Thursday, March 7, 2019

Can NOBODY Do A Job Right These Days?

Sweet Gummi Mary! You'd think Mrs. HM lives in an alternate universe where a job worth doing is not really worth doing. How many different service entities can make my life miserable? That's a rhetorical question. No need for you to count it up. Let's see... I've already had issues with the billing procedures of Farmer H's nurse practitioner, my nurse practitioner, my previous health insurance provider, my previous trash service, DISH, the post office, FedEx, Sprint, my bank not wanting to give me access to my own money... I'm going to run out of hands to count them on!

Wednesday, I stopped at Mailbox Row to clean out EmBee before heading to town for my 44 oz Diet Coke. I had a receipt from Newmentia for my health insurance premium. A thank-you letter/receipt from a charity I donate to every year. And something from our new trash service. Huh. That looked suspiciously like a bill.

It WAS a bill!!! That's just not possible. As you may recall, when I switched trash services, I found out that I had the option to pay for 12 months, and get 13 months of service. You can bet I hopped on that bargain like Farmer H on a Casey's donut! No way has it been 13 months already. I paid for a year's worth of trash pick-up on October 3rd. Unfortunately, I've switched out my checkbook register since I paid the trash bill.
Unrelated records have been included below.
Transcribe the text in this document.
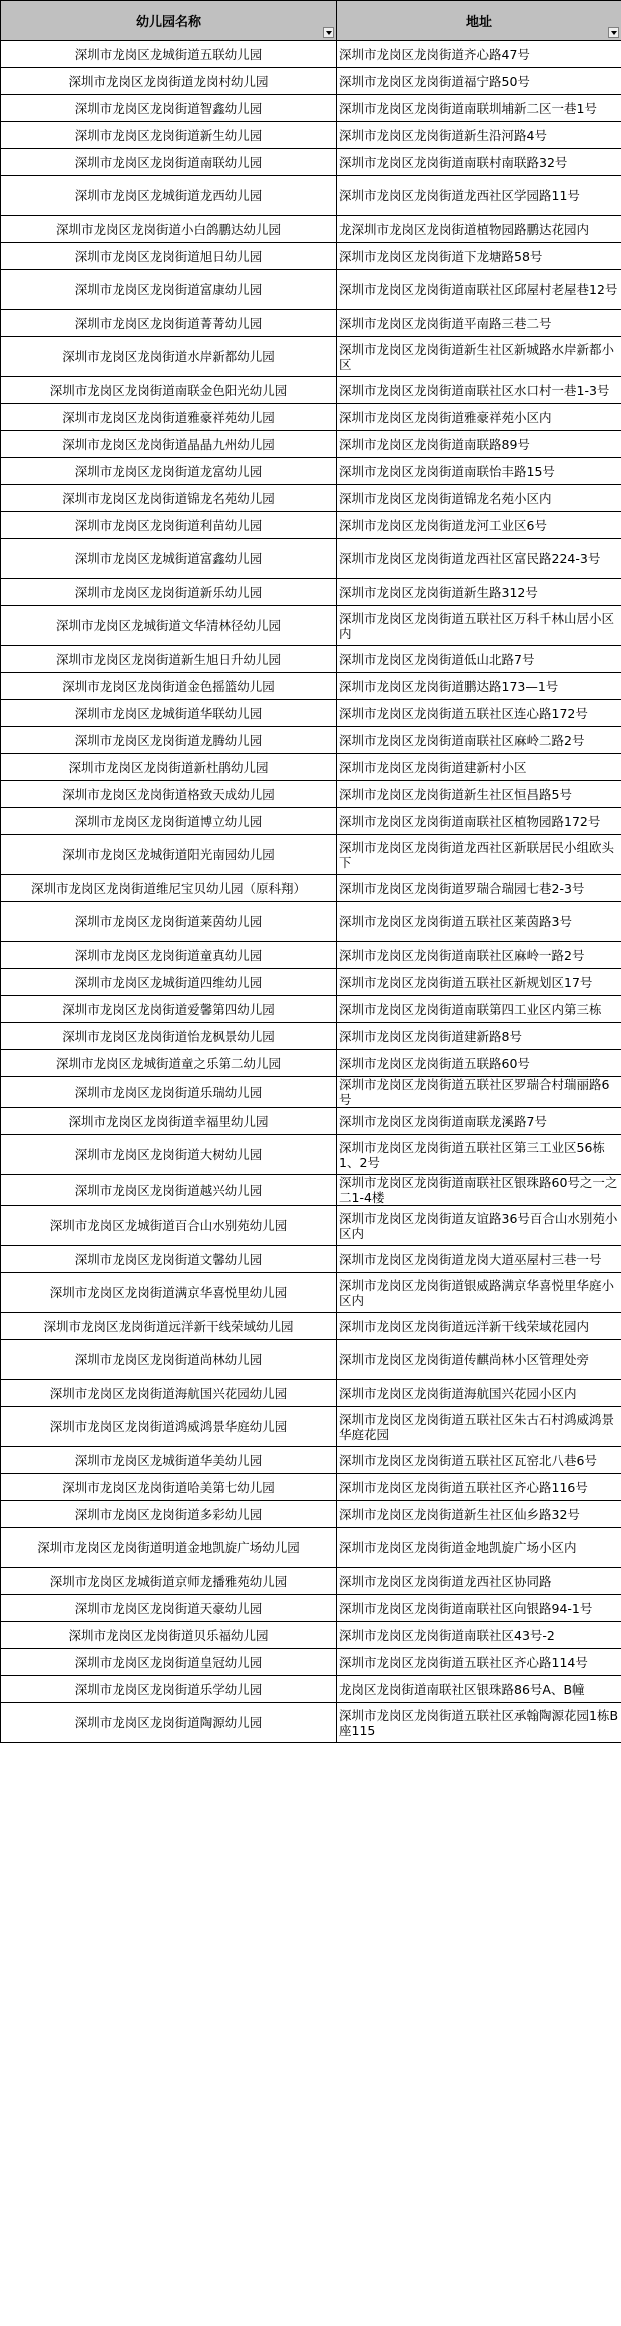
幼儿园名称	地址

深圳市龙岗区龙城街道五联幼儿园	深圳市龙岗区龙岗街道齐心路47号
深圳市龙岗区龙岗街道龙岗村幼儿园	深圳市龙岗区龙岗街道福宁路50号
深圳市龙岗区龙岗街道智鑫幼儿园	深圳市龙岗区龙岗街道南联圳埔新二区一巷1号
深圳市龙岗区龙岗街道新生幼儿园	深圳市龙岗区龙岗街道新生沿河路4号
深圳市龙岗区龙岗街道南联幼儿园	深圳市龙岗区龙岗街道南联村南联路32号
深圳市龙岗区龙城街道龙西幼儿园	深圳市龙岗区龙岗街道龙西社区学园路11号
深圳市龙岗区龙岗街道小白鸽鹏达幼儿园	龙深圳市龙岗区龙岗街道植物园路鹏达花园内
深圳市龙岗区龙岗街道旭日幼儿园	深圳市龙岗区龙岗街道下龙塘路58号
深圳市龙岗区龙岗街道富康幼儿园	深圳市龙岗区龙岗街道南联社区邱屋村老屋巷12号
深圳市龙岗区龙岗街道菁菁幼儿园	深圳市龙岗区龙岗街道平南路三巷二号
深圳市龙岗区龙岗街道水岸新都幼儿园	深圳市龙岗区龙岗街道新生社区新城路水岸新都小区
深圳市龙岗区龙岗街道南联金色阳光幼儿园	深圳市龙岗区龙岗街道南联社区水口村一巷1-3号
深圳市龙岗区龙岗街道雅豪祥苑幼儿园	深圳市龙岗区龙岗街道雅豪祥苑小区内
深圳市龙岗区龙岗街道晶晶九州幼儿园	深圳市龙岗区龙岗街道南联路89号
深圳市龙岗区龙岗街道龙富幼儿园	深圳市龙岗区龙岗街道南联怡丰路15号
深圳市龙岗区龙岗街道锦龙名苑幼儿园	深圳市龙岗区龙岗街道锦龙名苑小区内
深圳市龙岗区龙岗街道利苗幼儿园	深圳市龙岗区龙岗街道龙河工业区6号
深圳市龙岗区龙城街道富鑫幼儿园	深圳市龙岗区龙岗街道龙西社区富民路224-3号
深圳市龙岗区龙岗街道新乐幼儿园	深圳市龙岗区龙岗街道新生路312号
深圳市龙岗区龙城街道文华清林径幼儿园	深圳市龙岗区龙岗街道五联社区万科千林山居小区内
深圳市龙岗区龙岗街道新生旭日升幼儿园	深圳市龙岗区龙岗街道低山北路7号
深圳市龙岗区龙岗街道金色摇篮幼儿园	深圳市龙岗区龙岗街道鹏达路173—1号
深圳市龙岗区龙城街道华联幼儿园	深圳市龙岗区龙岗街道五联社区连心路172号
深圳市龙岗区龙岗街道龙腾幼儿园	深圳市龙岗区龙岗街道南联社区麻岭二路2号
深圳市龙岗区龙岗街道新杜鹃幼儿园	深圳市龙岗区龙岗街道建新村小区
深圳市龙岗区龙岗街道格致天成幼儿园	深圳市龙岗区龙岗街道新生社区恒昌路5号
深圳市龙岗区龙岗街道博立幼儿园	深圳市龙岗区龙岗街道南联社区植物园路172号
深圳市龙岗区龙城街道阳光南园幼儿园	深圳市龙岗区龙岗街道龙西社区新联居民小组欧头下
深圳市龙岗区龙岗街道维尼宝贝幼儿园（原科翔）	深圳市龙岗区龙岗街道罗瑞合瑞园七巷2-3号
深圳市龙岗区龙岗街道莱茵幼儿园	深圳市龙岗区龙岗街道五联社区莱茵路3号
深圳市龙岗区龙岗街道童真幼儿园	深圳市龙岗区龙岗街道南联社区麻岭一路2号
深圳市龙岗区龙城街道四维幼儿园	深圳市龙岗区龙岗街道五联社区新规划区17号
深圳市龙岗区龙岗街道爱馨第四幼儿园	深圳市龙岗区龙岗街道南联第四工业区内第三栋
深圳市龙岗区龙岗街道怡龙枫景幼儿园	深圳市龙岗区龙岗街道建新路8号
深圳市龙岗区龙城街道童之乐第二幼儿园	深圳市龙岗区龙岗街道五联路60号
深圳市龙岗区龙岗街道乐瑞幼儿园	深圳市龙岗区龙岗街道五联社区罗瑞合村瑞丽路6号
深圳市龙岗区龙岗街道幸福里幼儿园	深圳市龙岗区龙岗街道南联龙溪路7号
深圳市龙岗区龙岗街道大树幼儿园	深圳市龙岗区龙岗街道五联社区第三工业区56栋1、2号
深圳市龙岗区龙岗街道越兴幼儿园	深圳市龙岗区龙岗街道南联社区银珠路60号之一之二1-4楼
深圳市龙岗区龙城街道百合山水别苑幼儿园	深圳市龙岗区龙岗街道友谊路36号百合山水别苑小区内
深圳市龙岗区龙岗街道文馨幼儿园	深圳市龙岗区龙岗街道龙岗大道巫屋村三巷一号
深圳市龙岗区龙岗街道满京华喜悦里幼儿园	深圳市龙岗区龙岗街道银威路满京华喜悦里华庭小区内
深圳市龙岗区龙岗街道远洋新干线荣域幼儿园	深圳市龙岗区龙岗街道远洋新干线荣域花园内
深圳市龙岗区龙岗街道尚林幼儿园	深圳市龙岗区龙岗街道传麒尚林小区管理处旁
深圳市龙岗区龙岗街道海航国兴花园幼儿园	深圳市龙岗区龙岗街道海航国兴花园小区内
深圳市龙岗区龙岗街道鸿威鸿景华庭幼儿园	深圳市龙岗区龙岗街道五联社区朱古石村鸿威鸿景华庭花园
深圳市龙岗区龙城街道华美幼儿园	深圳市龙岗区龙岗街道五联社区瓦窑北八巷6号
深圳市龙岗区龙岗街道哈美第七幼儿园	深圳市龙岗区龙岗街道五联社区齐心路116号
深圳市龙岗区龙岗街道多彩幼儿园	深圳市龙岗区龙岗街道新生社区仙乡路32号
深圳市龙岗区龙岗街道明道金地凯旋广场幼儿园	深圳市龙岗区龙岗街道金地凯旋广场小区内
深圳市龙岗区龙城街道京师龙播雅苑幼儿园	深圳市龙岗区龙岗街道龙西社区协同路
深圳市龙岗区龙岗街道天豪幼儿园	深圳市龙岗区龙岗街道南联社区向银路94-1号
深圳市龙岗区龙岗街道贝乐福幼儿园	深圳市龙岗区龙岗街道南联社区43号-2
深圳市龙岗区龙岗街道皇冠幼儿园	深圳市龙岗区龙岗街道五联社区齐心路114号
深圳市龙岗区龙岗街道乐学幼儿园	龙岗区龙岗街道南联社区银珠路86号A、B幢
深圳市龙岗区龙岗街道陶源幼儿园	深圳市龙岗区龙岗街道五联社区承翰陶源花园1栋B座115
It was in with my tax stuff on the desk in my dark basement lair.

Of course I was stewing in my own juices during the whole trip to town and back. A trip that is usually pleasant, with the re-emergence of the sun, and temps just over the freezing mark. I KNEW that I shouldn't be getting a bill. Now I would have to convince the trash company of that. And in what is surely irony, I had passed the trash truck on my way to EmBee, it headed toward the Mansion.

Once back home, I fixed my lunch and headed to the lair. Before anything else, I found my check number and date, and the amount I'd paid for 12 months (plus one FREE). I can't call places like that on my cell, from the lair. We don't have good service inside the Mansion. The trash company is over in Bill-Paying Town, which is long distance on my AT&T landline service. But whatcha gonna do? I didn't want to hike back up those 13 steps and stand on the porch. I called.

Of course I got an automated message about pushing 3 for billing questions. Let it ring 12 times, then got an option to leave a message. I did. With all the pertinent facts, and the invoice number of the bill. This was at 2:00. At 3:07, I had received no response. So I called back. Got a person immediately.

Funny how she didn't ask for my name or address or account or invoice. I explained that I'd received a bill for March-May, but I'd paid for a year back in October. She assured me that everything was okay on their end. That they had just switched to their new billing software, and the letters went out without showing a credit at the bottom for the months I'd paid for. She knew all this without any data to look up my account.

Okay. Sure. If she said so. I guess I don't owe anything. I wonder how long before I get a past-due notice...

4 comments:

Kathy's Klothesline said...

I will have to remember that explanation so I can use it as an excuse when things go awry here. My usual go-to excuse is to tell the complainer that my husband is an idiot and it is his fault. Works really good. Most of them laugh. Some men think I am mean. But, I am mean to HeWho sometimes and he does act like an idiot at times, so ...

Hillbilly Mom said...

Kathy,
I think you have a good excuse. Nobody will question why you didn't check into their details.

River said...

Well at least she was calm while explaining things to you and not trying to blame you for any misunderstanding or mispayment or anything. Seems to me she knows what's going on.

Hillbilly Mom said...

River,
Yes, I have a feeling she was getting a tremendous amount of calls, and that was the fastest way to pacify customers without getting into details of their assorted complaints.